These circuits can also be combined with advanced digital-DLL circuits that minimize the PHY latency (i.e., from the memory-channel clock domain to the internal clock domain of the memory controller). FlexPhase also provides for in-system timing characterization and self-test functionality, which enables aggressive timing resolutions of 2.5 ps at 3.2-GHz data rates in high-performance memory systems.
FlexPhase was built to minimize the system-level cost and complexity of routing an XDR memory system. However, FlexPhase techniques can also be used to address the clock-distribution challenges of other fly-by command/address systems, such as DDR3.
In DDR3’s fly-by topology, the time required for data, strobe, clock, address, and command signals to propagate between the controller and DRAMs is primarily affected by trace lengths propagating those signals. Clock, command, address (CCA) signals arrive at each DRAM at different times. As described in further detail below, this results in data signals being transmitted from each DRAM at different times.

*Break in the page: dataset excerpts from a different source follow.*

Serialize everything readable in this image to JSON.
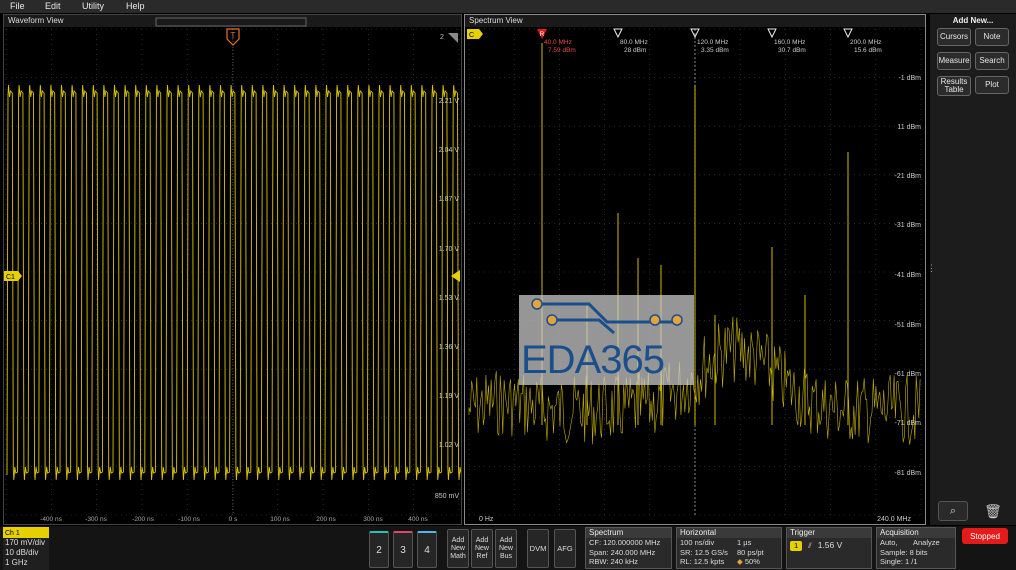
{
  "menu": [
    "File",
    "Edit",
    "Utility",
    "Help"
  ],
  "waveform_view": {
    "title": "Waveform View",
    "channel_marker": "C1",
    "corner_label": "2",
    "trigger_marker": "T",
    "y_labels": [
      "2.21 V",
      "2.04 V",
      "1.87 V",
      "1.70 V",
      "1.53 V",
      "1.36 V",
      "1.19 V",
      "1.02 V",
      "850 mV"
    ],
    "x_labels": [
      "-400 ns",
      "-300 ns",
      "-200 ns",
      "-100 ns",
      "0 s",
      "100 ns",
      "200 ns",
      "300 ns",
      "400 ns"
    ]
  },
  "spectrum_view": {
    "title": "Spectrum View",
    "ref_marker": "R",
    "ch_marker": "C",
    "markers": [
      {
        "freq": "40.0 MHz",
        "level": "7.59 dBm",
        "ref": true
      },
      {
        "freq": "80.0 MHz",
        "level": "28 dBm",
        "ref": false
      },
      {
        "freq": "120.0 MHz",
        "level": "3.35 dBm",
        "ref": false
      },
      {
        "freq": "160.0 MHz",
        "level": "30.7 dBm",
        "ref": false
      },
      {
        "freq": "200.0 MHz",
        "level": "15.6 dBm",
        "ref": false
      }
    ],
    "y_labels": [
      "-1 dBm",
      "11 dBm",
      "-21 dBm",
      "-31 dBm",
      "-41 dBm",
      "-51 dBm",
      "-61 dBm",
      "-71 dBm",
      "-81 dBm"
    ],
    "x_start": "0 Hz",
    "x_end": "240.0 MHz"
  },
  "right_panel": {
    "title": "Add New...",
    "buttons": [
      "Cursors",
      "Note",
      "Measure",
      "Search",
      "Results Table",
      "Plot"
    ]
  },
  "bottom": {
    "ch1": {
      "label": "Ch 1",
      "scale": "170 mV/div",
      "atten": "10 dB/div",
      "bw": "1 GHz"
    },
    "channel_buttons": [
      "2",
      "3",
      "4"
    ],
    "add_buttons": [
      "Add New Math",
      "Add New Ref",
      "Add New Bus"
    ],
    "dvm": "DVM",
    "afg": "AFG",
    "spectrum": {
      "title": "Spectrum",
      "cf": "CF: 120.000000 MHz",
      "span": "Span: 240.000 MHz",
      "rbw": "RBW: 240 kHz"
    },
    "horizontal": {
      "title": "Horizontal",
      "l1a": "100 ns/div",
      "l1b": "1 µs",
      "l2a": "SR: 12.5 GS/s",
      "l2b": "80 ps/pt",
      "l3a": "RL: 12.5 kpts",
      "l3b": "50%"
    },
    "trigger": {
      "title": "Trigger",
      "ch": "1",
      "level": "1.56 V"
    },
    "acquisition": {
      "title": "Acquisition",
      "l1a": "Auto,",
      "l1b": "Analyze",
      "l2": "Sample: 8 bits",
      "l3": "Single: 1 /1"
    },
    "stopped": "Stopped"
  },
  "watermark": {
    "text": "EDA365"
  },
  "colors": {
    "trace": "#e6d000",
    "accent_red": "#e31b1b",
    "ch1": "#e6d000"
  }
}
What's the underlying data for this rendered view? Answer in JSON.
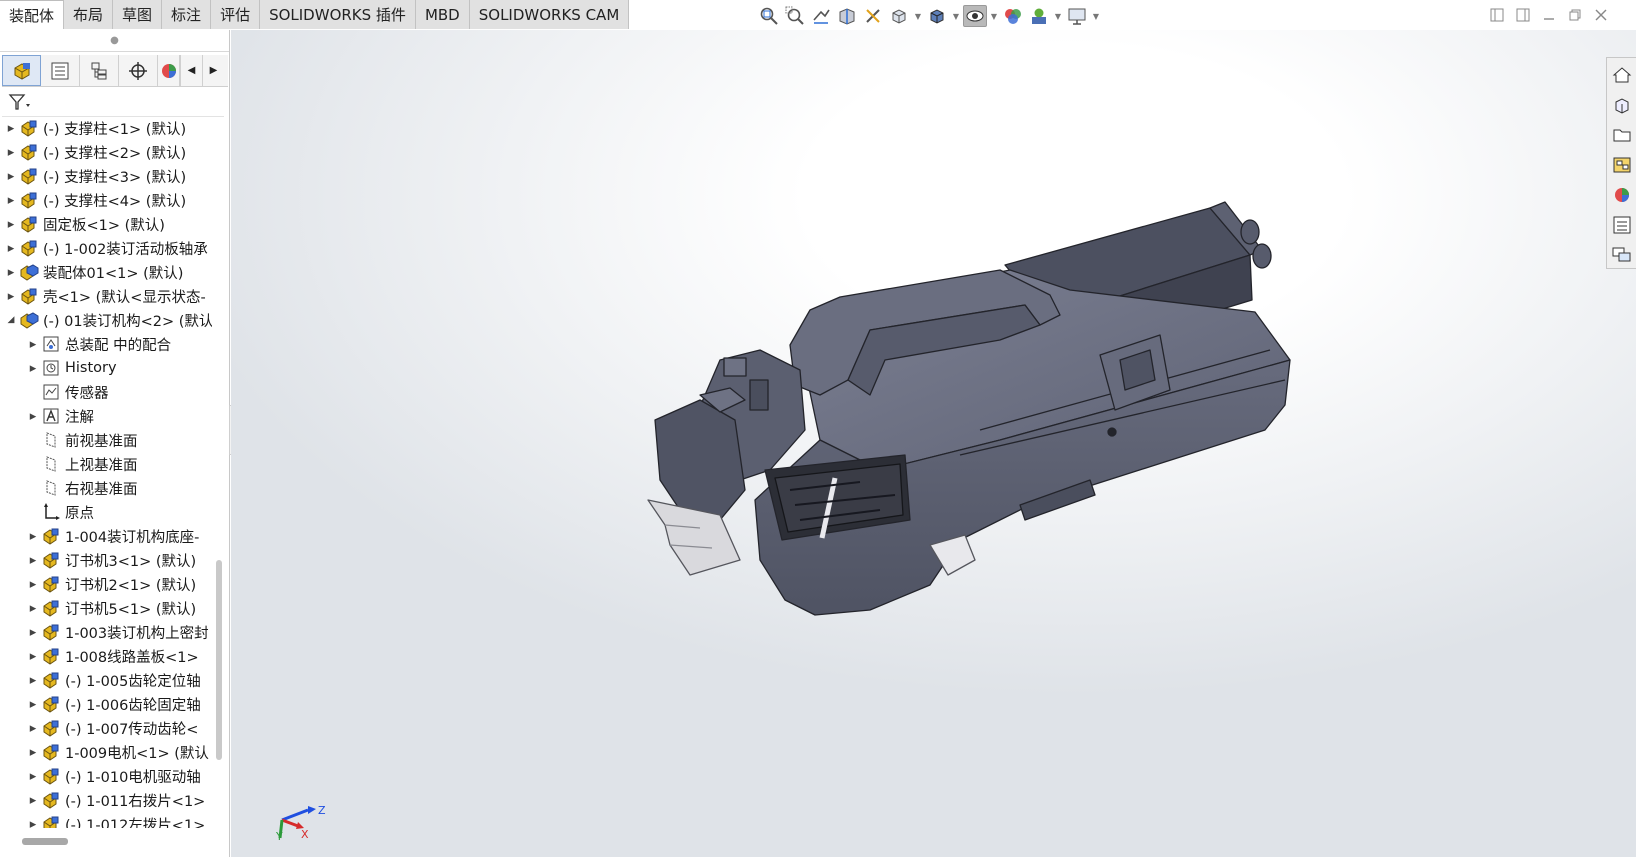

FlexPhase techniques can therefore be used in the DDR3 memory-controller PHY to deskew data signals, which eliminates the offset due to the fly-by architecture in addition to any inherent timing offsets of the memory system. For example, during READ operations, the memory controller with FlexPhase circuits can reliably compensate for the difference between the transmitted control signals and the data received from each memory device.
Using a 32-bit memory bus to illustrate, the DDR3 CCA bus “flies by” the DRAMs, causing read data launch-time offsets (Fig. 4). Even if trace lengths were exactly matched, each DRAM’s data arrives at the controller at different times. Consequently, the burden rests on the controller to be smart enough to independently capture each DRAM’s reads and writes and reliably reassemble the whole 32-bit word. As stated earlier, FlexPhase circuits can be used at the controller to deskew data signals, nullifying the offset due to the fly-by clocking architecture and minimizing the latency of the 32-bit word in the PHY itself.
During WRITE operations, a similar process is performed in which the memory controller can preskew the timing delay between transmitted clock, command, and address signals and the data/strobe signals sent to each DRAM. DDR3 DRAMs include a special operational mode for write-strobe deskew, also known as “levelization,” to assist with optimal preskew timing by the memory-controller PHY. Figure 5 depicts an example of FlexPhase timing preskew used in conjunction with such a levelization mode in a fly-by memory system architecture.
In summary, the FlexPhase circuit techniques and differential signaling used by XDR memory present several system, design, and cost benefits to address the challenges faced by designers of multi-Gbps memory systems. And while DDR3’s use of fly-by command bus and clock distribution allows for higher-speed command-bus signaling with multiple DRAM loads, it creates new data-bus challenges to reliably communicate between the memory controller and the DDR3 DRAMs.
And, although DDR3 DRAMs include a special “levelization” mode to assist with write-mode deskew, the newly added complexity of the memory controller PHY is significant, especially as clock frequencies continue to increase. In such systems where the lowest cost-per-bit advantages of DDR3 are the principal design metric, FlexPhase circuit techniques that address similar concerns in XDR memory systems can be used in DDR3 memory-controller PHYs to achieve reliable multi-Gbps memory operation performance.